Die Aufrufe der Gemeinde wurden in den 1790er-Jahren deshalb wiederholt, wobei auch auf die staatlichen Strafen hingewiesen wurde. Verständlicherweise enthielten sich die Aufrufe einer Kritik dieses Verbots, ja sie unterstützten es, indem sie den mit den Behörden in Konflikt geratenen Bettlern jede Hilfe verweigerten. Eine wichtige Rolle spielte bei der Versorgung der jüdischen Armen in der Gemeinde die Sorge um Brennmaterial, wofür bereits im Juli gesammelt wurde. Nicht der einzelne Arme, sondern „die Verwalter des Vereins zur Verteilung von Torf an Arme“ „gingen [in der Gemeinde] umher, um die üblichen Spenden einzunehmen“. Neben den offiziellen Armen-Deputierten der Gemeinde agierte also auch ein „Verein“ zur Unterstützung der Armen, der sich noch zur Zeit der Dreigemeinde gebildet hatte. Wir können aus den Quellen nichts Genaueres über die Zusammensetzung dieses Vereins entnehmen, doch ist davon auszugehen, dass es sich um einen der sozialen Fürsorgevereine handelt, die sich im Zuge einer sozial engagierten Aufklärungsphilosophie analog zur Gesamtgesellschaft auch in den jüdischen Gemeinden gebildet hatten. Sie sind ein Zeichen für die Akkulturation der jüdischen Minderheit an die Strukturen der Gesamtgesellschaft, die unter anderem von den jüdischen Aufklärern, den Maskilim, betrieben wurde. In der Dreigemeinde existierten keine jüdischen Aufklärungszirkel, wie sie für Berlin oder Breslau überliefert sind, auch fehlte der Kontakt zur nicht-jüdischen Aufklärungsgesellschaft, doch es gab akkulturative Tendenzen.

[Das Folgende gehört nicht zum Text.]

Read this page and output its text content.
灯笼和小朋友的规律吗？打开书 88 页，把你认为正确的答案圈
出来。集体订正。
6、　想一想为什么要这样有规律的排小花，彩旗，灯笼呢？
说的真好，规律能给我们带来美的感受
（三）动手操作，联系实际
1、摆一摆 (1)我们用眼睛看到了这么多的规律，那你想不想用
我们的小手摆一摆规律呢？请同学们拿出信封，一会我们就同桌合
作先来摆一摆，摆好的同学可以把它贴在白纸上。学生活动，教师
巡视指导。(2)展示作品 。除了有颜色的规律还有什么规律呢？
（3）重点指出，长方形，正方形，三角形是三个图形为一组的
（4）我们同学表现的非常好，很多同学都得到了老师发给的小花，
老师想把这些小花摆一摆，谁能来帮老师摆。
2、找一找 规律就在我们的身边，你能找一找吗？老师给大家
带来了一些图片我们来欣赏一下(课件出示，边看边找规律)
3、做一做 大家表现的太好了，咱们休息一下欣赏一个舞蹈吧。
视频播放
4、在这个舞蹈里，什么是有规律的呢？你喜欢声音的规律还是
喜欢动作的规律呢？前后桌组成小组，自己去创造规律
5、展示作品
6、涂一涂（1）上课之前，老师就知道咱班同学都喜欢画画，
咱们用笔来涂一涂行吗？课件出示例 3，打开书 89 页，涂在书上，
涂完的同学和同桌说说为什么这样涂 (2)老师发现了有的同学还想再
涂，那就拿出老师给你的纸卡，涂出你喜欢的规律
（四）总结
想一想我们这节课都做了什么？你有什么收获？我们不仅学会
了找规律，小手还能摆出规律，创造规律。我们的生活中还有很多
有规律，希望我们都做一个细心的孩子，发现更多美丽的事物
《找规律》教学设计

Die Leitung der Dreigemeinde bemühte sich um eine Akkulturation im Sinne der Dohmschen Forderungen nach der „Verbesserung der Juden“ als Vorbedingung ihrer Emanzipation. Davon zeugt auch das Memoire an die Herren Staatsräte Grafen Chaban und Chevalier Faure [...] von 1811, das „vom großen Ausschuss der drei Gemeinden“ genehmigt worden war. StaHH, Jüdische Gemeinde 111, S. 23 (hier die folgenden Zitate). In ihm betonen die Verfasser die Sorge der Gemeinde um die Armen, vor allem um die Erziehung von deren Kindern, wofür man „nützliche Einrichtungen“ geschaffen habe. Es gelte für sie, andere Verdienstmöglichkeiten als den Trödelhandel zu schaffen. Das Memoire klagt zudem über die „sich mehrende Anzahl der Armen“ , für die die „Gemeindekassen, welche durch Vorsteher aus unserer Mitte unentgeltlich verwaltet werden“ , kaum noch aufkommen könnten. Nach dem Handelsboom während der 1790er-Jahre, bedingt durch die Schließung der holländischen Häfen während der Revolutionskriege, waren Hamburg und seine Nachbargemeinden durch die Elbblockade ab 1802 und schließlich durch die französische Besetzung der Elbmetropole 1806 in eine schwere Wirtschaftskrise geraten. Das hatte auch negative Folgen für die Spendenbereitschaft der begüterten Gemeindemitglieder.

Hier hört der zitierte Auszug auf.